Indy 500 Street Tacos with Zesty Slaw
Prep
25m
Cook
20m
Serves
4
Difficulty
Medium
Source: community

Directions

  1. 1

    In a medium bowl, toss the sliced chicken or pork with olive oil, chili powder, cumin, smoked paprika, oregano, cayenne pepper, salt, and black pepper. Marinate for at least 15 minutes, or up to 2 hours in the refrigerator.

  2. 2

    While the meat marinates, prepare the zesty slaw. In a separate bowl, combine shredded cabbage, chopped red onion, and cilantro.

  3. 3

    Whisk together the lime juice and apple cider vinegar. Pour over the slaw mixture and toss to combine. Season with a pinch of salt and pepper. Set aside.

  4. 4

    Heat a large skillet or grill pan over medium-high heat. Once hot, add the marinated meat in a single layer, working in batches if necessary to avoid overcrowding.

  5. 5

    Cook the meat for 3-5 minutes per side, or until cooked through and slightly caramelized.

  6. 6

    Warm the corn tortillas.
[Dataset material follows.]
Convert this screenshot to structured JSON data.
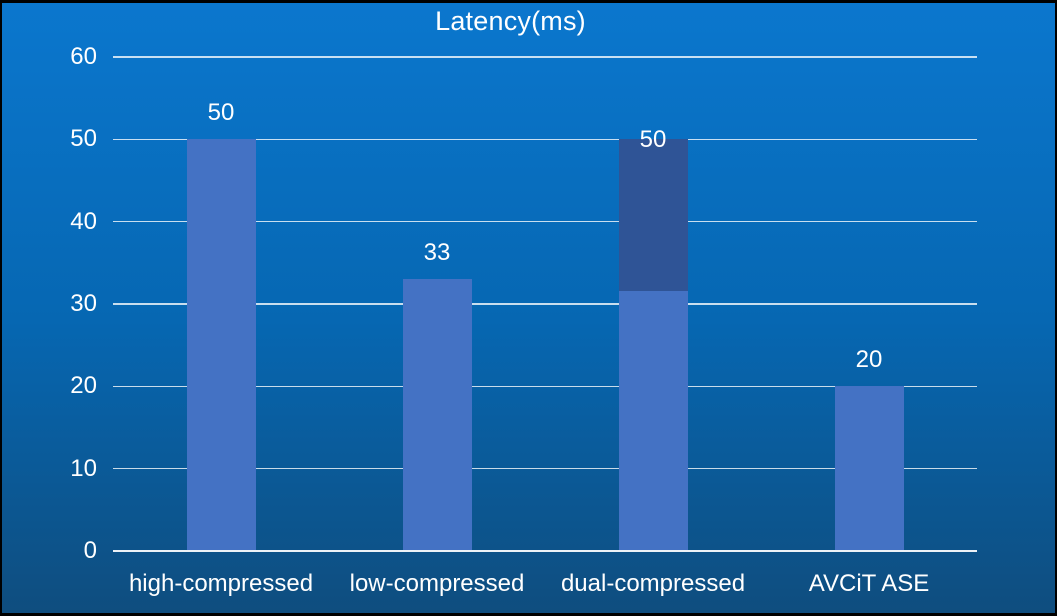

You can do this by heating them in a dry skillet for about 30 seconds per side, wrapping them in a damp paper towel and microwaving for 20-30 seconds, or quickly grilling them.

  7. 7

    To assemble the tacos, place a spoonful of cooked meat onto each warm tortilla.

  8. 8

    Top with a generous portion of the zesty slaw.

  9. 9

    Serve immediately with hot sauce on the side, if desired.